The last three years have shown just how potent New York City housing is in heating the market. In 2001 when 30-year fixed-rate mortgages dropped below 7 percent for the first time in 30 years, rents were near record-high levels, making buying a home a more attractive option. As a result, there was a significant increase in buyers - but still a relatively small pool of houses and apartments for sale - leading to a bigger rise in sales prices compared with the rest of the region. That forced some buyers to look at Westchester, and sellers enjoyed a bonanza. A look at the median price trends of Manhattan and Westchester per quarter since 2001, shows how county prices follow on the heels of city prices. When one compares the median sale price of two or more bedroom city apartments against single-family homes in Westchester, there appears to be a corresponding lag time averaging two to four months. For example, when the city market declined by 4 percent in the third quarter of 2001, then rose 5 percent in the fourth quarter, Westchester followed a similar pattern one quarter later, recording a 5 percent drop in the 4th quarter and a 5 percent increase the next. In the last four quarters, Manhattan prices have increased 20 percent and Westchester's 16 percent. On a larger historical scale, prices in the same Manhattan market segment declined from 1991 to 1996, then recorded double-digit increases for the next four years, averaging 17 percent a year. That meant Manhattan prices rose to a median of $795,000 from $425,000, while Westchester, which averaged 9 percent annual gains during the same period, rose to a median of $407,000 from $285,000.

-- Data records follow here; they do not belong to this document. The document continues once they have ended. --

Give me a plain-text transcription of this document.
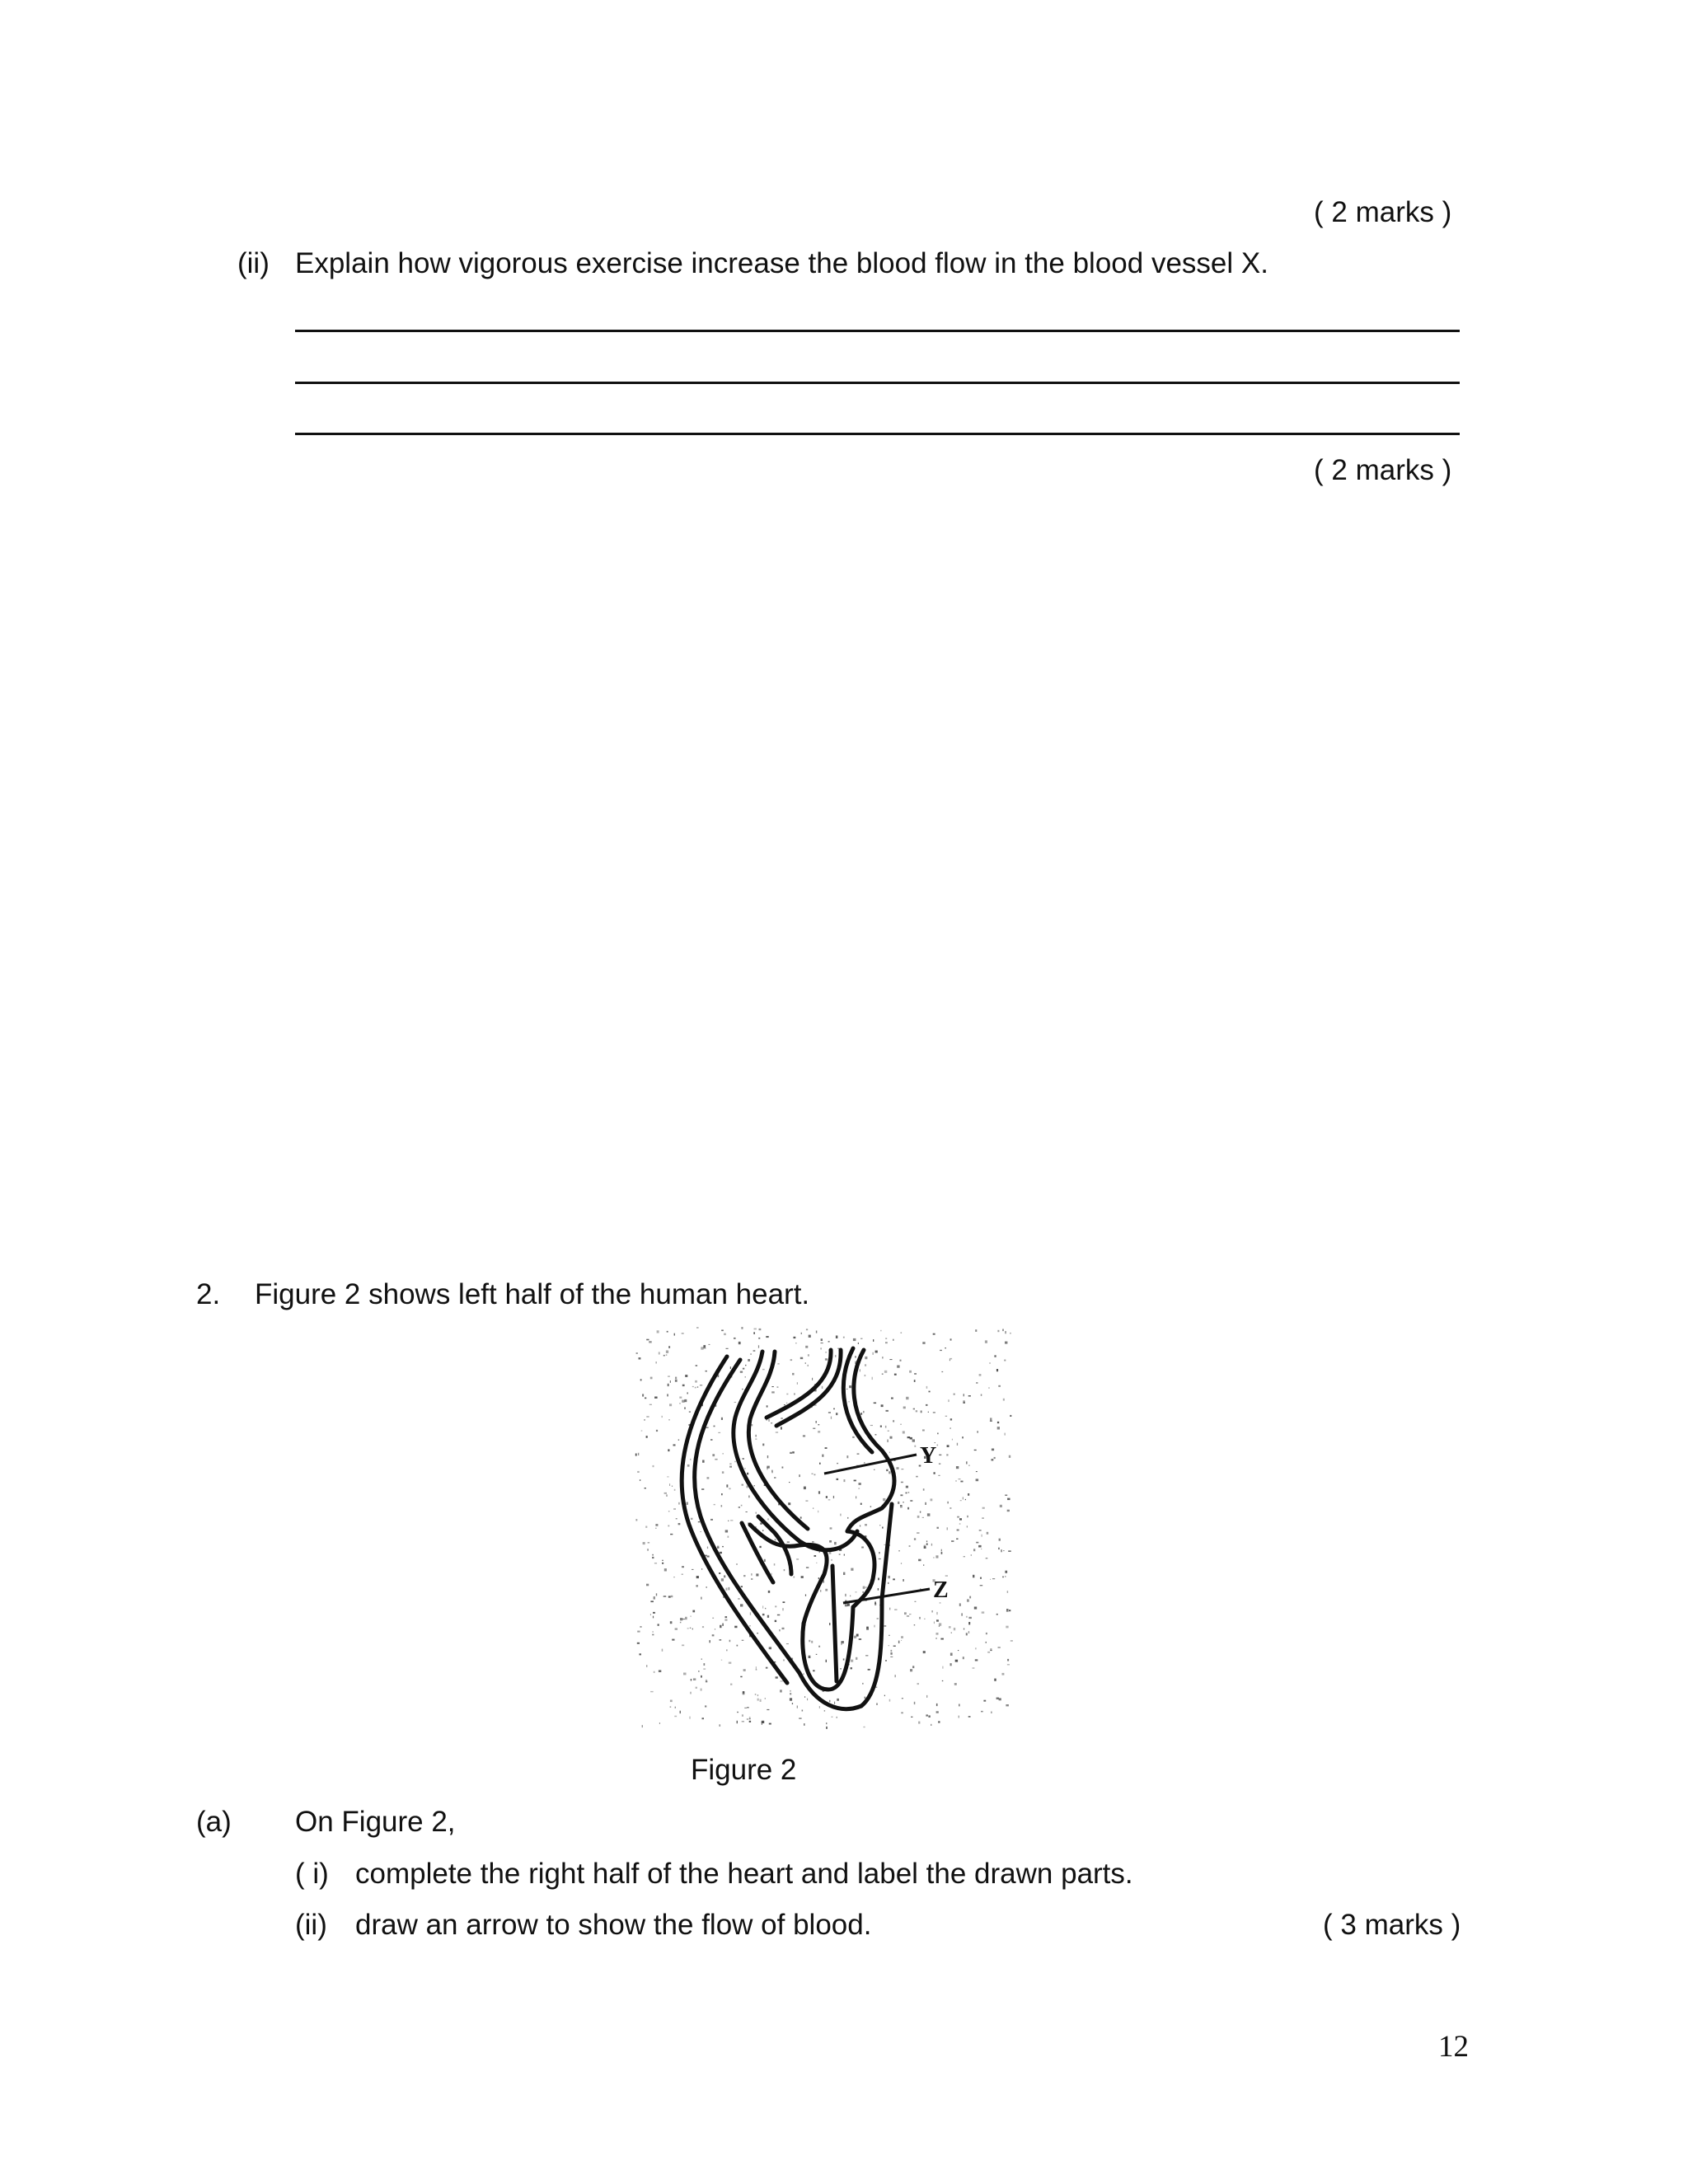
( 2 marks )
(ii) Explain how vigorous exercise increase the blood flow in the blood vessel X.
( 2 marks )
2. Figure 2 shows left half of the human heart.
Y
Z
Figure 2
(a) On Figure 2,
( i) complete the right half of the heart and label the drawn parts.
(ii) draw an arrow to show the flow of blood.	( 3 marks )
12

Based on this analysis, by following the median sale price of two or more bedroom homes in the city, home owners and prospective buyers in Westchester get a glimpse of what's to come once the Manhattan market wave reaches them several months later. Theoretically, an owner in Manhattan could sell as prices are rising and purchase in Westchester in time to see the appreciation wave roll in while other prospective buyers are sitting on the sidelines wondering if the market has peaked.
As appraisers, we record market values on the date we inspect a property; we do not forecast. As an economist, however, I foresee the next three months as a critical indicator of market direction. We recorded a 16 percent drop in purchases for July, and the median price leveled off. Since August is historically the slowest month for sales, we will be watching the market closely in September to see if the slowdown is cyclical or a diverse trend influenced more by socio-economic and political factors other than just interest rates.
Either way, property owners and buyers in Westchester should stay tuned to see what the Manhattan market will be sending their way.
Jeffrey Jackson is chief economist at Mitchell, Maxwell & Jackson, a residential appraisal and consulting firm.